Creation is just the beginning
Is there any evidence for creation? Yes! Design provides powerful evidence, and Creation magazine regularly features examples of amazing design. The astonishing behaviour of the decoy spider (pp. 12–14) is one such evidence, as is the existence of complex biochemical pathways like those in the Bird of Paradise flower (pp. 28–29). However, the idea that the natural world is designed raises many objections.
Astrophysicist Neil deGrasse Tyson is one who has challenged the idea of design. In a YouTube video entitled “Does the universe have a purpose?” he asks whether the purpose of the universe was to produce humans. If that was the purpose, Tyson says, then the cosmos has been embarrassingly inefficient because for 99.9999% of its history there have been no humans. His problem is that he is using evolution and its long-age system to try to understand creation. He needs to use the creation account as set out in the Bible.
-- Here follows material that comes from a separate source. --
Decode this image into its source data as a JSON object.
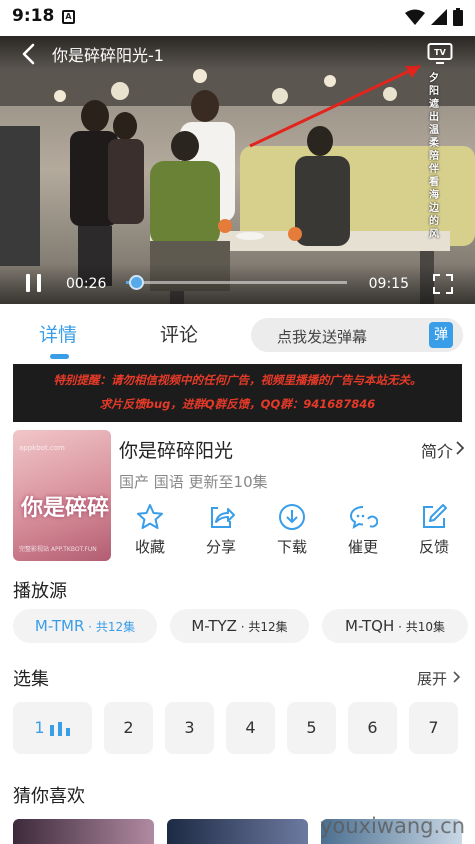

According to the Bible, this universe was created for humans, as we showed last issue.1 The first man and woman were present from the very beginning, from Day 6. We want children to understand this story too (pp. 38–41).
One big issue for the creation account, as Tyson highlighted, is the age of things. Creation magazine regularly provides evidence supporting the biblical age, such as the article about ‘pristine’ Saturn (p. 56) and the interview with Old Testament scholar Dr Rick Freeman (pp. 24–27).
Related to the age of the earth is the issue of geology. How can we accept the biblical age when geological features are supposedly hundreds of millions of years old? Again, the problem is that we are trying to fit creation into the evolutionary story. The global watery catastrophe of Noah’s Flood explains geology within the biblical timeframe. That’s why we give you evidence for the reality of Noah’s Flood, such as the articles about natural bridges (pp. 42–45) and the fossil record (pp. 20–23).
Tyson raised another serious argument against design. If the universe was designed for humans, then why is there death, mayhem and destruction—things like volcanoes, tsunamis, storms, and killer asteroids? Once again, Tyson’s problem is that he is using the wrong history.
The Bible describes the original creation, and God rated it as “very good” (Genesis 1:31). It was the rebellion of the first human couple that brought suffering, disease, and death. In fact, the world was placed under a curse at that time. So, death, mayhem, and destruction do not negate the original goodness of the creation. Rather they reveal our (and the creation’s) need for restoration.
While design provides powerful and compelling evidence for creation, we cannot make sense of the world by acknowledging design alone. We need a framework to investigate the different scientific disciplines: astronomy, geology, biology, archaeology, and so on. That is what the Bible provides. Its historical framework begins with creation, but subsequent events have impacted our world significantly: the Fall, the Flood, the Tower of Babel, and the coming of Christ.
Understanding the effects of these events gives powerful insights into our world. Six-day creation is vital, but it is just the beginning. When we see the world through the ‘lens’ of the Bible’s history, the pieces of the puzzle come together as never before.